Russian diamond giant Alrosa together with Chinese-owned Anjin are the two foreign companies recently chosen by the Zimbabwean Government to partner the state-diamond firm in exploring and mining diamonds.
In an announcement for diamond sales results for January 2019, deputy CE Yury Okoemov said rough diamond sales amounted to $278.2-million and polished diamond sales were $3.4-million.
“In January, market activity was lower than usual. After active restocking at the midstream in December 2018 (our December sales were up 20% qoq and up 46% yoy), our January sales came lower.
“At the same time combined sales in December 2018 and January 2019 reached three years average number of $601.9 million. Sales in the diamond market are always cyclical, and apparently, we are seeing the expected correction after the peak values in previous periods,” he said.

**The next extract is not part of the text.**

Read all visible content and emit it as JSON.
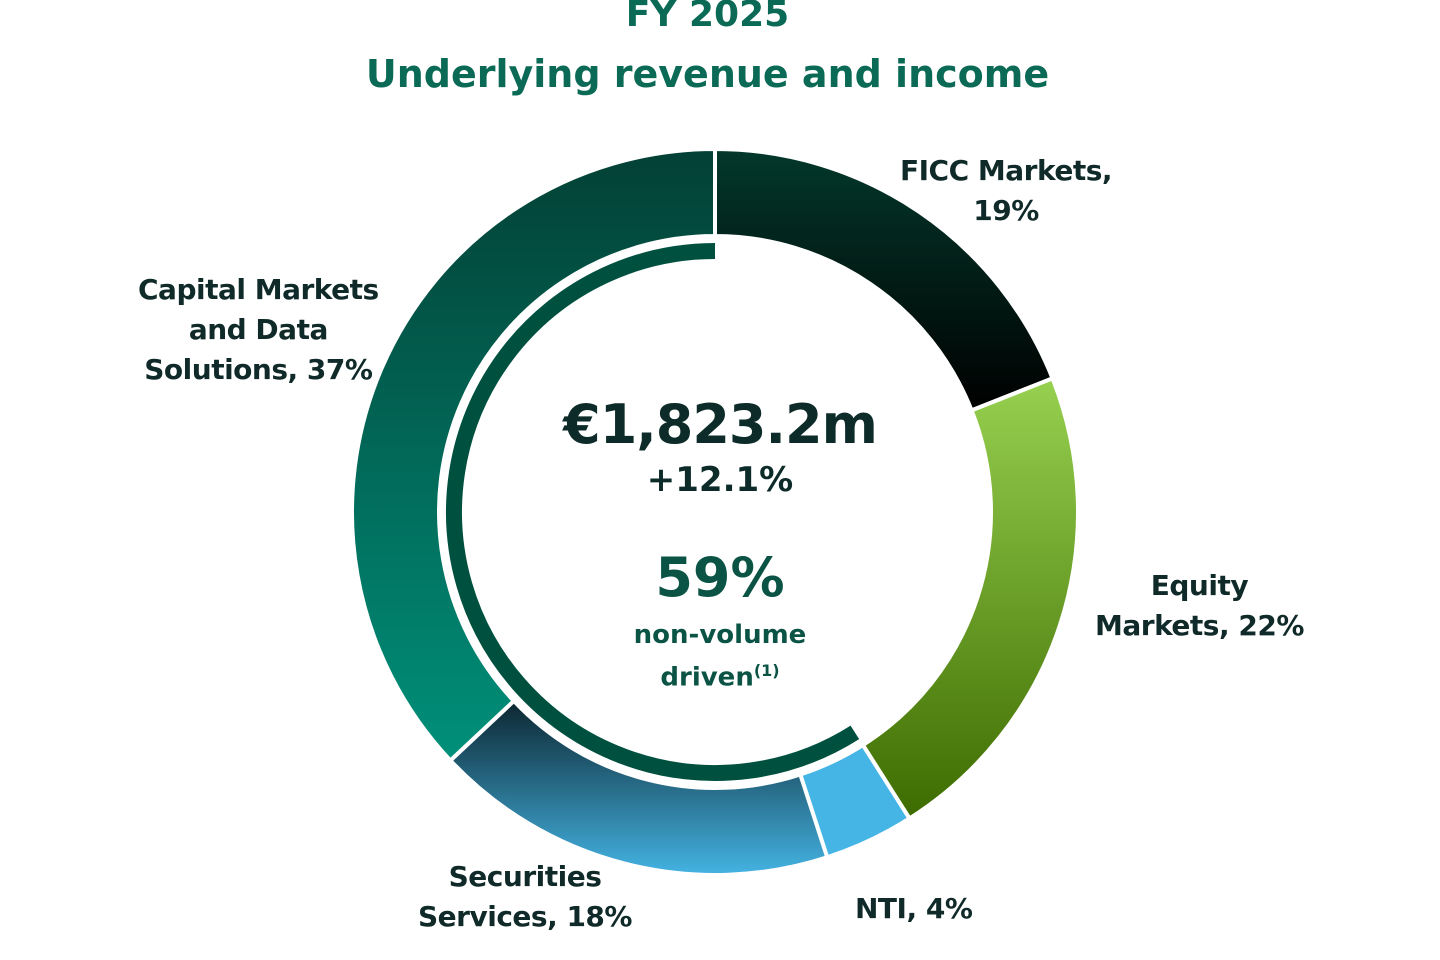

Alrosa competes with Anglo American’s De Beers, which is the biggest seller of rough diamonds by value. De Beers also reported a weaker start to 2019, with its rough diamond sales in the first sales cycle of the year having fallen by 25 percent year-on-year to $505-million.
Alrosa, the world’s largest diamond producer by output, started conducting geological exploration in Zimbabwe in 2013 but dropped the licences it held there in 2016 due to a reform of the country’s diamond industry.
The government is considering waiving a rule that has prevented foreign investors from holding controlling stakes in its diamond mines, as it targets production of 12 million carats by 2023, up from 3.5 million carats last year.
Last month, Alrosa CE Sergey Ivanov said the miner seeks to support Zimbabwe in the development of its diamond-mining industry in line with the industry’s best practices and that geologists and mining engineers from the miner will arrive in Zimbabwe in the next month to start operations.
Despite the country’s diamond riches, no major producers are operating. Rio Tinto Group sold its stake in a project in 2015 and gem giant De Beers quit the country more than a decade ago.
Zimbabwe’s diamond production has tumbled in recent years as easy pickings at the once vast Marange diamond fields have been exhausted. Output is down almost 75 percent in the past five years.